In this light, it would seem that DACA is indeed quite closely linked to financial spending, especially on military affairs.
Disparity between rich & poor, which also affects migration, is not because there isn’t enough capacity on Earth, it is because we are at war, & in it some profit off of others’ defeat and dependency.
At peace, with tools like the regenerative agro-ecology practiced by Ernst Gotsch, each of our homes throughout Earth can prosper. Instead, we hold all in a chokehold of nuclear deterrence & business that puts profit over people. Think of all the great changes that can happen locally with international support if more funds went to creative endeavors that move society in the direction of peace.
Although we view it differently, we are all trying to protect the dignity of life, even the most confused or apparently opposed to us.
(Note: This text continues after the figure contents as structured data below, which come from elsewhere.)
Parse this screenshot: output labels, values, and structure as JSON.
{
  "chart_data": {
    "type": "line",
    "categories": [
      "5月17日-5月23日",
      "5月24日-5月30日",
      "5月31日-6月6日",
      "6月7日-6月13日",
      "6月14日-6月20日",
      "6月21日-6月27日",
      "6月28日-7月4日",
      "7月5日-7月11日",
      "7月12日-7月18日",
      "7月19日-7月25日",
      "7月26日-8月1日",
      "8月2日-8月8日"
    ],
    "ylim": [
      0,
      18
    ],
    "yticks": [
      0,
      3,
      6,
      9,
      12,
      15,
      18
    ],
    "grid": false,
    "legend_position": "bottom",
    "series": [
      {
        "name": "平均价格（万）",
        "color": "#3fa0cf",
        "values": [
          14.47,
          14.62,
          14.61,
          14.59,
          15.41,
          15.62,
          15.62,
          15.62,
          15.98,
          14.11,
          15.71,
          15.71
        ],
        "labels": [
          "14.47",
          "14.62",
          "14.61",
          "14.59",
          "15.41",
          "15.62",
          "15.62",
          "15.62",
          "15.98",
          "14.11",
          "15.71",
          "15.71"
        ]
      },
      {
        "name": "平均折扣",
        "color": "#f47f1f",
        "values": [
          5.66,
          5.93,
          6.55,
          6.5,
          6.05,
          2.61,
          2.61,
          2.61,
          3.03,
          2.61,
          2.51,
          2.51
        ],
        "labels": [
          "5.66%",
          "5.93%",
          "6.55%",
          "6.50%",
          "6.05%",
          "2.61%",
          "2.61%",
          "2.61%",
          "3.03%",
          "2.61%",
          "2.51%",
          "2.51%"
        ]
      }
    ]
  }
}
It takes the good faith of the strong to create a safe space where we may reinterpret our perspectives, broaden and deepen our values until the dignity of life is respected anew.
How could we stand by idly?
They say there are around 800K registered Dreamers in the U.S.
Young people eager to build peace as global citizens.
There are also around 800K federal workers who suffer from a government shutdown.
If we cannot protect the most vulnerable, we should question indeed what are we all working for?
Should we neglect the effects of our far-reaching impact and the internal causes of our manifold challenges, then there would be no use in securing Dreamers’ path towards citizenship. I love my home in the Florida Everglades because in it I find an indomitable hope for the future. I act with the consciousness of a citizen and seek those rights because I believe that with them I can better repay my debt of gratitude for the great treasure of life we’ve inherited. I for one will not gain the protection of DACA at the expense of those humanistic values that makes the United States somewhere truly worth fighting for. The dignity of the individual could never be apart from that of all people and the environment that supports them; what does it mean to protect one’s rights if it is to harm others?
But there must be no need for a shutdown!
The purpose of government is to protect people’s most basic human rights.
We youth dream of building a stronger America, a stronger world.
The right to work, to travel, access health care & study widely will enable us to work towards that end, which is the government’s purpose.
800K of us are eager to work alongside you, to continue your work into the future.
With time we will secure the foundation for enduring reform.
This is the first step.
We trust that our shared victory will fulfill the original promise of America for humanity and the world.